Но и то, что застал, что оказалось лишь прелюдией к сплошному издевательству над людьми, не раз побуждало его задумываться, почему громкие должности и шикарные кабинеты, дающие их обладателям кучу возможностей облегчать жизнь людям, наоборот, вытряхивают из большинства вершителей судеб сочувствие и человечность. Ведь чаще всего происхождением они из тех самых низов, над которыми измывались. Яшин же хорошо помнил, как люди помогали друг другу во время войны, как в эвакуации заводское начальство вместе с рядовыми работягами перетаскивало из вагонов неподъемные станки и в лютые морозы устанавливало их прямо в заснеженном поле, где параллельно возводили заводские цеха. Может, в молодые футбольные годы был слишком беззаботен и погружен в свое дело, чтобы замечать изнанку установленных порядков и разбираться в них, но чем дальше, тем больше соприкасался с несправедливостью и хамством в отношении людей.
В отличие от надутых фанфаронов, считающих свое должностное возвышение или общественное воспарение поводом для пренебрежения к простым смертным, слава богу, встречались Яшину среди «руководящих товарищей» и такие, кто сохранил душу и сердце.
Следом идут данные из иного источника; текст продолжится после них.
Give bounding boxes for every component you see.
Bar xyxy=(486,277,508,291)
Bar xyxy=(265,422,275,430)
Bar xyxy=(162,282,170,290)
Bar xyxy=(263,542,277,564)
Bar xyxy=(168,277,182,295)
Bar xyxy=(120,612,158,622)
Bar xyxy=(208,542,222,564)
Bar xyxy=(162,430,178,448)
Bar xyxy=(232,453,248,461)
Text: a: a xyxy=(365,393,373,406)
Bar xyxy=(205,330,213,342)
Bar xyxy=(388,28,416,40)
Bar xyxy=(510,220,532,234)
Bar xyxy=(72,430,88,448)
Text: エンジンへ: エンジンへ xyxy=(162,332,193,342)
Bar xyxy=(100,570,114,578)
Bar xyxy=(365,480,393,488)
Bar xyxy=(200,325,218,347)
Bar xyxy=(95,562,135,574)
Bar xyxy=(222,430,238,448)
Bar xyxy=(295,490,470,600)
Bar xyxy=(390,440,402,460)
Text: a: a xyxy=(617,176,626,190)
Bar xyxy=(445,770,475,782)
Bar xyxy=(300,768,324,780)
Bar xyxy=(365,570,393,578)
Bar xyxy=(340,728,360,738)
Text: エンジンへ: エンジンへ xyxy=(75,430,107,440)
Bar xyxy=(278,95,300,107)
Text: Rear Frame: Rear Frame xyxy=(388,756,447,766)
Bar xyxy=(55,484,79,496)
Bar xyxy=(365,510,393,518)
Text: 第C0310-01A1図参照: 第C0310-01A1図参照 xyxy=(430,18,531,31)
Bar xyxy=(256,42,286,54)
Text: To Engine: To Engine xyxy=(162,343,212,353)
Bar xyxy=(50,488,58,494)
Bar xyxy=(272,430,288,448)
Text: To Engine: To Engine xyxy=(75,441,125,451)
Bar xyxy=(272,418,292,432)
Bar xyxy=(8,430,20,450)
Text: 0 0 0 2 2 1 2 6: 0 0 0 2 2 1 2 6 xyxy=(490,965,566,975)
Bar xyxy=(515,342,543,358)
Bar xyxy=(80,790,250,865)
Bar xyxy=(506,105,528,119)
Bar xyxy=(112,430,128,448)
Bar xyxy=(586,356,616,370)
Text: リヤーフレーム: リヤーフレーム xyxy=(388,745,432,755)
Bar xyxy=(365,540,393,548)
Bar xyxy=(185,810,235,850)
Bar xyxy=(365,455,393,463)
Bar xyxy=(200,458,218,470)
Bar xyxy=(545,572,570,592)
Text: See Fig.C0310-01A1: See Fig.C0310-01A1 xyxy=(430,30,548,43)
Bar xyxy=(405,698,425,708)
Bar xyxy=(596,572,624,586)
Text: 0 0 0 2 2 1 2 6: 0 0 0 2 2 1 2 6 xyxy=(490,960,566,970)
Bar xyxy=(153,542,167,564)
Множественные обязанности и заботы никак не мешали председателю Московского городского совета «Динамо» Льву Евдокимовичу Дерюгину непрестанно хлопотать о житейском благополучии спортсменов, хотя бы элементарном их обустройстве. В советское время было ох как непросто добывать, или как говорили, выбивать любые материальные блага, а особенно квартиры. И Дерюгин с кровью выколачивал их для динамовских игроков, а сам, занимая столь значительный пост, долго ютился с женой и ребенком в жалкой коммуналке. Лев Иванович ощутил с тезкой родство душ, ибо сам был точно так же озабочен чужими проблемами и бедами больше, чем своими собственными. Лишь в кругу таких людей он оттаивал от мерзопакостей, которые подкидывала жизнь, их взаимно притягивала добропорядочность и сердечность.
Необязательно были или становились они так близки, как старинные друзья еще с заводских времен, соорудившие Льву Ивановичу после ампутации специальные сани для удобства передвижения на зимней рыбалке, или еженедельно таскавший его в эти времена на своем загривке в парилку Георгий Рябов, могучий центральный защитник «Динамо» начала 60-х, а впоследствии работник дипкурьерской службы МИДа. Но оставались верны человеческой солидарности, считали нормой подать руку помощи попавшему в беду, как поступил журналист Александр Горбунов. Работая корреспондентом ТАСС в Хельсинки, он организовал Яшину обследование в тамошней клинике и изготовление подходящего протеза (взамен невыносимого отечественного), и все это за счет финской фирмы, да еще и поселил у себя дома, хотя тот долго отказывался, не желая стеснять людей.